Our painting, which is certainly Baroque but retains some traces of Mannerism, reflects this apprenticeship with Rosselli, particularly visible in the bright, almost acidulous colors, the treatment of the sky or the hair and plume of the helmet, the softness of the faces; we can also detect influences from his future master Volterrano (1611-1689), himself a pupil of Rosselli's since 1628, whom Ulivelli was able to frequent as early as the 1630s. The tight framing, giving the impression of a reduced painting, was a method frequently used at the time.

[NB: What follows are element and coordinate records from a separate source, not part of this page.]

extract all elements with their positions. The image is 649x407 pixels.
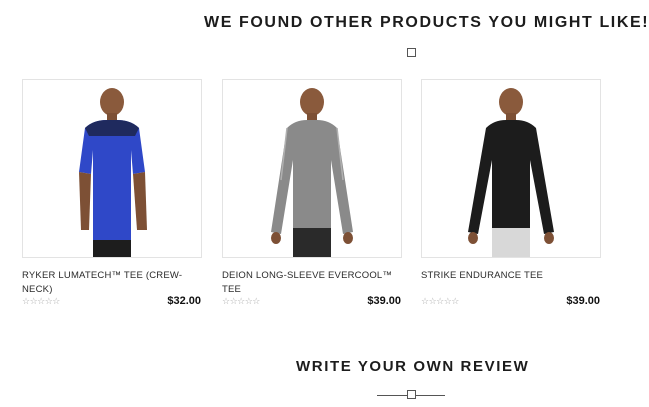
product-photo-gray-tee [271,88,353,257]
write-review-title: WRITE YOUR OWN REVIEW [296,358,530,375]
product-price: $32.00 [167,295,201,307]
product-image[interactable] [421,79,601,258]
product-name[interactable]: STRIKE ENDURANCE TEE [421,269,600,297]
related-products-list: RYKER LUMATECH™ TEE (CREW-NECK) ☆☆☆☆☆ $3… [22,79,622,319]
product-name[interactable]: RYKER LUMATECH™ TEE (CREW-NECK) [22,269,201,297]
product-card[interactable]: STRIKE ENDURANCE TEE ☆☆☆☆☆ $39.00 [421,79,601,313]
product-image[interactable] [222,79,402,258]
rating-stars-icon: ☆☆☆☆☆ [421,297,459,307]
title-divider-icon [407,48,416,57]
rating-stars-icon: ☆☆☆☆☆ [22,297,60,307]
product-photo-black-tee [468,88,554,257]
product-name[interactable]: DEION LONG-SLEEVE EVERCOOL™ TEE [222,269,401,297]
product-photo-blue-tee [79,88,147,257]
related-products-title: WE FOUND OTHER PRODUCTS YOU MIGHT LIKE! [204,14,649,31]
product-price: $39.00 [367,295,401,307]
product-image[interactable] [22,79,202,258]
review-divider [377,390,445,400]
rating-stars-icon: ☆☆☆☆☆ [222,297,260,307]
review-divider-icon [407,390,416,399]
product-price: $39.00 [566,295,600,307]
product-card[interactable]: DEION LONG-SLEEVE EVERCOOL™ TEE ☆☆☆☆☆ $3… [222,79,402,313]
product-card[interactable]: RYKER LUMATECH™ TEE (CREW-NECK) ☆☆☆☆☆ $3… [22,79,202,313]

The subject also reflects the relationship between Ulivelli and his patron; he is portrayed as a military man, under the protection of Athena, both goddess of war and patron of the arts.
Athena, or rather Minerva, wears the aegis, her shield decorated with the head of Medusa that Perseus had brought back to her; the choice to represent a Medusa's head is not fortuitous, because Medusa is also a symbol of wisdom and prudence, two concepts appreciated by the Medicis. Don Lorenzo's father, Grand Duke Ferdinand I, had in his collection in the Palazzo Vecchio the famous painting by Caravaggio (now in the Uffizi Gallery, given to him by Cardinal de Monte, his ambassador in Rome) depicting a shield decorated with the head of Medusa.